The bladderwort plant may seem simple at first glance, but inside its small structure is a tiny genome packed with more genes than larger, more well-known plants.
A team of scientists at the University of Buffalo recently realized this when studying the genomic structure of the plant, also known as Utricularia gibba.
Scientists have long been fascinated with the bladderwort, which lives in the ocean. It's a plant without roots that floats around with tiny branches and has traps that capture prey for it to consume.
But at the genomic level, the plant is even more fascinating: its genome is small, but it has a lot of genes, even more so than more complex plants, like grapes, coffee and papaya. The bladderwort's genome has about 80 million base pairs of DNA, with 28,500 genes. In comparison, the grape only has about 26,000 genes.
It's the reason for this compact treasure trove of genes, however, that makes this plant so amazing.

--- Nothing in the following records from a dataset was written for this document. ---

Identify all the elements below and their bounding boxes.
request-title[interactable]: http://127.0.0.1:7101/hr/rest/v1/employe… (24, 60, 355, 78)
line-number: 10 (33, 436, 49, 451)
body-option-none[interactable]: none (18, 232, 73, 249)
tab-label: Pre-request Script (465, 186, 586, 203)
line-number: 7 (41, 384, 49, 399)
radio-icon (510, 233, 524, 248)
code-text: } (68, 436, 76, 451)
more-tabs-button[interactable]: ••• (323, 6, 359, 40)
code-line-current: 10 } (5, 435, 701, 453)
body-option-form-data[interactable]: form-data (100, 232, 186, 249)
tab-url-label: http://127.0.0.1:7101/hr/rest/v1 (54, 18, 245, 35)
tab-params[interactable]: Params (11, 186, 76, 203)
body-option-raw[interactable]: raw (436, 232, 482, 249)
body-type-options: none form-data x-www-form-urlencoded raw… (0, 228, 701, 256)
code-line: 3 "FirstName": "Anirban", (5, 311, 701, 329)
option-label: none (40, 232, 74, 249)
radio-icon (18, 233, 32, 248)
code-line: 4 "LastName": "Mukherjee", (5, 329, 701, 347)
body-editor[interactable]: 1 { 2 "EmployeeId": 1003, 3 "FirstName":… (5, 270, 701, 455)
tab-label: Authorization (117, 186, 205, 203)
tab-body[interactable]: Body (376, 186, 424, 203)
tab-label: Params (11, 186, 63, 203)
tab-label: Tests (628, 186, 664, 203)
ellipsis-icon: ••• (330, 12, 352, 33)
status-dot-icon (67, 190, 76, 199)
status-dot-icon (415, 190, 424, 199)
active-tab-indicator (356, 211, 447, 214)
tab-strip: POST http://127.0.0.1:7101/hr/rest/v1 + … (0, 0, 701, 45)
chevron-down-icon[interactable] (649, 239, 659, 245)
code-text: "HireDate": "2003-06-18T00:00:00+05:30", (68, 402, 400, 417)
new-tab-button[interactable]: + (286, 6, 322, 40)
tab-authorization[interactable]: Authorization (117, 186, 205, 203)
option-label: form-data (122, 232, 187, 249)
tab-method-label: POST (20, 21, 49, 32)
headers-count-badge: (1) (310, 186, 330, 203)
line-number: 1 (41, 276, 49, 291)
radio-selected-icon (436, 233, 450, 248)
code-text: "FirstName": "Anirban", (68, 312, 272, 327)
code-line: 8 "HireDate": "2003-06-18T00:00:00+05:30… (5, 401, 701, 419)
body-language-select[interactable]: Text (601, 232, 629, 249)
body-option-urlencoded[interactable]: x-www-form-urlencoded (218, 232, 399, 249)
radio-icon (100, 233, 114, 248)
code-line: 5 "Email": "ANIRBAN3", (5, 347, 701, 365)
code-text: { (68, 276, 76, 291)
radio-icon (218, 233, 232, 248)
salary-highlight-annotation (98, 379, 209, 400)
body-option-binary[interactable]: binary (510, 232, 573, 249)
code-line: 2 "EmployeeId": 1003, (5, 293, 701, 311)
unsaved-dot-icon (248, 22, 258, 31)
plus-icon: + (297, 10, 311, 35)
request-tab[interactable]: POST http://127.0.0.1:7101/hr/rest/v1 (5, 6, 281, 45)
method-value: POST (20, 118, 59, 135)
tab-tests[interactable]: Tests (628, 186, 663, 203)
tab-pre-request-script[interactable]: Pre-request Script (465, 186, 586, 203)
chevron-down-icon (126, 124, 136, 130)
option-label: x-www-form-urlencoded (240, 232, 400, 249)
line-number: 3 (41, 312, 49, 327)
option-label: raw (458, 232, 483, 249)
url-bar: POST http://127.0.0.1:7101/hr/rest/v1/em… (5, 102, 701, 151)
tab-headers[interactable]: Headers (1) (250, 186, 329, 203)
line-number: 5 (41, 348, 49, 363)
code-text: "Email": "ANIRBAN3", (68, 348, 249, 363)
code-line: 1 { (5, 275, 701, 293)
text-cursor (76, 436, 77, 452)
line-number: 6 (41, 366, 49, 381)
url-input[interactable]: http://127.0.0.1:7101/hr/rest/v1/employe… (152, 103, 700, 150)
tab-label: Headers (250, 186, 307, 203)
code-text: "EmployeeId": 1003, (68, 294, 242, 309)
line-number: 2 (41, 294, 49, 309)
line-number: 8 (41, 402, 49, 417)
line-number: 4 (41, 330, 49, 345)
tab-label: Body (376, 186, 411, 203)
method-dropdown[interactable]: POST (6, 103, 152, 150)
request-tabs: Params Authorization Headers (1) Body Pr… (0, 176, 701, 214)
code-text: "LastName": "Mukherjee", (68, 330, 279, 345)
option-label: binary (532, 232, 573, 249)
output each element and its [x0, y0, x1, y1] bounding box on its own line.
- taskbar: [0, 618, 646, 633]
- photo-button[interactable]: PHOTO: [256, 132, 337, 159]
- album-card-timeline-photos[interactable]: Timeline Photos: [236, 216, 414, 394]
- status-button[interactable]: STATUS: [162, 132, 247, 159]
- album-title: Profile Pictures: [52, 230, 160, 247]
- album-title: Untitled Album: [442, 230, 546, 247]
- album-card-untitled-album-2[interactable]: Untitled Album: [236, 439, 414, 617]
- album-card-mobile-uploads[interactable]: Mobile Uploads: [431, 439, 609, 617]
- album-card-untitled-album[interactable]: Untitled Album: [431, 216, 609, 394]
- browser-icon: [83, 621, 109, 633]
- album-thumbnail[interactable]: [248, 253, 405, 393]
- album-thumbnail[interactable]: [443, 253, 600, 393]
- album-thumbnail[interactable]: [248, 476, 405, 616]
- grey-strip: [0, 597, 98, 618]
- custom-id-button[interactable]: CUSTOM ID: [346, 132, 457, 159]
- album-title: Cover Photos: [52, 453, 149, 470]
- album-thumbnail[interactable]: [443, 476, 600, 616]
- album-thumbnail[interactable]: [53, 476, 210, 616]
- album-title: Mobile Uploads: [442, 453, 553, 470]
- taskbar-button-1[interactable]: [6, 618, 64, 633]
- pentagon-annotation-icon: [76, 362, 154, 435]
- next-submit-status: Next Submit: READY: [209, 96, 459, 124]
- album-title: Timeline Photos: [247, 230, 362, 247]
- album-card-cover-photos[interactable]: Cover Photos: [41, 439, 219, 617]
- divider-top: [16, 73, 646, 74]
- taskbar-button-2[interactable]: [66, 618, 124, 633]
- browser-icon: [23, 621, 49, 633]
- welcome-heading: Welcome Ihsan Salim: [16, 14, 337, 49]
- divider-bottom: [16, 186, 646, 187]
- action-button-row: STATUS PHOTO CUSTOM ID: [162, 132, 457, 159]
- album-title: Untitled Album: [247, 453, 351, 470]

"The story is that we can see that throughout its history, the bladderwort has habitually gained and shed oodles of DNA," says University at Buffalo Professor of Biological Sciences Victor Albert. "With a shrunken genome," he adds, "we might expect to see what I would call a minimal DNA complement: a plant that has relatively few genes - only the ones needed to make a simple plant. But that's not what we see."
First, the team noticed that the bladderwort's genome contains very little "junk DNA." These are genes that have no clearly outlined purpose. In comparison, the human body is 90 percent junk DNA.
The team compared the bladderwort genome to other related plants. It noticed that the bladderwort constantly takes on new genes, but also constantly sheds others. In the team's study, it determined that the bladderwort went through three episodes of gene duplication, which gave it multiple copies of every gene. This is a common occurrence with DNA.
However, the difference with the bladderwort is that it quickly deleted much of its redundant DNA, leaving only useful genes in its wake, specifically in genes that control breaking down its food and genes that keep its cell walls strong in its native aquatic environment.
"When you have the kind of rampant DNA deletion that we see in the bladderwort, genes that are less important or redundant are easily lost," says Albert. "The genes that remain - and their functions - are the ones that were able to withstand this deletion pressure, so the selective advantage of having these genes must be pretty high."